DA calls Jeffrey Wright's death 'divorce by homicide'
Defense lawyers today called Susan Wright a "mouse" who acted in sudden passion when she stabbed her husband almost 200 times in the couple's bed.
Wright was convicted in 2004 of killing 34-year-old Jeffrey Wright at the couple's northwest Harris County home Jan. 13, 2003. An appellate court granted her a new punishment phase of the trial, which began two weeks ago.
During closing arguments this morning, prosecutors and defense lawyers sparred over almost every point in the case including whether Jeffrey Wright was tied to the couple's bed when he was stabbed 193 times.
"Ladies and gentlemen, this was a fight," defense Lawyer Tommy Lafon argued. "The physical evidence does not support a theory that he was tied to the bed."
Prosecutors immediately pointed to ligatures found with Jeffrey Wright's body and said both hands and his left leg were bound.
"He was in the center of the bed," Assistant District Attorney John Jordan said as he waved a butcher knife around the courtroom.
Jordan also used a second knife, the murder weapon, to pantomime the stabbing, counting out wounds by 10's.
"10, 20, 30 ... " he yelled while pacing in front of jurors. "190, 191, 192, 193."
He also tried to refute Susan Wright's contention that she was a battered wife — the crux of her defense.
"This was a divorce by homicide." Jordan said, "She was not a battered woman, but a pissed off wife."
Defense attorney Jonathan Munier called Wright, "an absolute mouse."
"She has been in a virtual hell for a long, long time," Munier said. "She had black eyes. She had bruises."
Munier called Jeffrey Wright a drug addict who hit his wife and his son and who still haunts Susan Wright.
"How do you kill a damn devil? You can't. He's still here," Munier said.
Prosecutors said Jeffrey Wright may have used drugs, fallen behind on the couple's bills, and not come home on time.

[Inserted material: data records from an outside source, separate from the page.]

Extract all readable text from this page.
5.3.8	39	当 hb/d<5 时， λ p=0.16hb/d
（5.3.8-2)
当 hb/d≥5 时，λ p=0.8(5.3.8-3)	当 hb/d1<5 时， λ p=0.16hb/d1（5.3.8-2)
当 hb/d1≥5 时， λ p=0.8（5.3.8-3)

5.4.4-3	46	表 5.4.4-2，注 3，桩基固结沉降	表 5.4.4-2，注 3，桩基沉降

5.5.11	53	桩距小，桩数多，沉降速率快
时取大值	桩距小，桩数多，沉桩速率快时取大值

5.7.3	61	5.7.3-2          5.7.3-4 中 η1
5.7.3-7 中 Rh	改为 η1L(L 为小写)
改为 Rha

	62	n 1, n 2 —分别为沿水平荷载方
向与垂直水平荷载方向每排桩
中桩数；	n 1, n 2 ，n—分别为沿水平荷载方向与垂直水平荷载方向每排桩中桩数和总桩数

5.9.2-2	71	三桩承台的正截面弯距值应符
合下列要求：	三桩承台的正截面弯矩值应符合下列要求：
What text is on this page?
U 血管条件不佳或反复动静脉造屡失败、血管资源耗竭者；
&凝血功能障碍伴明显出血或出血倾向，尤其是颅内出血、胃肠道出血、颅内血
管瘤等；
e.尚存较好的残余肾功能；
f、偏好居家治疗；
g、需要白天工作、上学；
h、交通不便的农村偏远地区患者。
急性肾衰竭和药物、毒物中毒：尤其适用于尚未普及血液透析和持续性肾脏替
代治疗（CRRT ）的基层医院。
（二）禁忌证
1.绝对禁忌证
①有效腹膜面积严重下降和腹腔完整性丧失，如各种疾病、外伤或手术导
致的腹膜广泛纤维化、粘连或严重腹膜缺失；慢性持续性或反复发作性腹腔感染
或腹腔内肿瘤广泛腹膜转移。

"Those are adequate reasons to get a divorce," said Assistant Harris County District Attorney Connie Spence. "Those are not adequate reasons to kill a man."
Spence told jurors that Wright knew what she had done was wrong, evidenced by the fact that she buried her husband in a shallow grave in the backyard rather than calling police.
"Susan Wright made sure that Jeff Wright would never be able to tell his side of the story," Spence said. "Whether it was the 1st stab, the 42nd stab or the 123rd stab, she made sure he would never be able to speak."
Susan Wright sobbed softly through the closing arguments as Munier and Lafon asked jurors to give her probation
"You don't stab someone 193 times for no reason," Lafon repeated several times in his closing arguments. "It's the result of years of pent-up frustration, anger, abuse and terror."
Wright faces a punishment ranging from probation to life in prison, and must serve at least half before being eligible for parole.
In 2004, Wright was sentenced to 25 years after her conviction.
An appeals court granted a second punishment trial after attorneys for Wright successfully argued that she had ineffective counsel.
Attorney Brian Wice convinced the appellate court that the first jury should have heard testimony from Jeffrey Wright's former fiancé and an expert on battered women.
If jurors decide Wright acted in sudden passion, her new sentence will be capped at 20 years.
During the two-week trial jurors saw crime scene photos of a blood soaked king-sized mattress. Autopsy photos of Jeffrey Wright, with stab wounds through his face, chest and extremities were also shown.
Jeffrey Wright was found almost a week after his death buried in a hole he had dug to install a fountain, his hand emerging from the ground.
State District Judge Jim Wallace sent jurors to deliberate immediately after closing arguments.
During the first trial, former Assistant Harris County District Attorney Kelly Siegler tied another prosecutor to the bloodied bed in the courtroom, climbed on him and acted out the stabbing.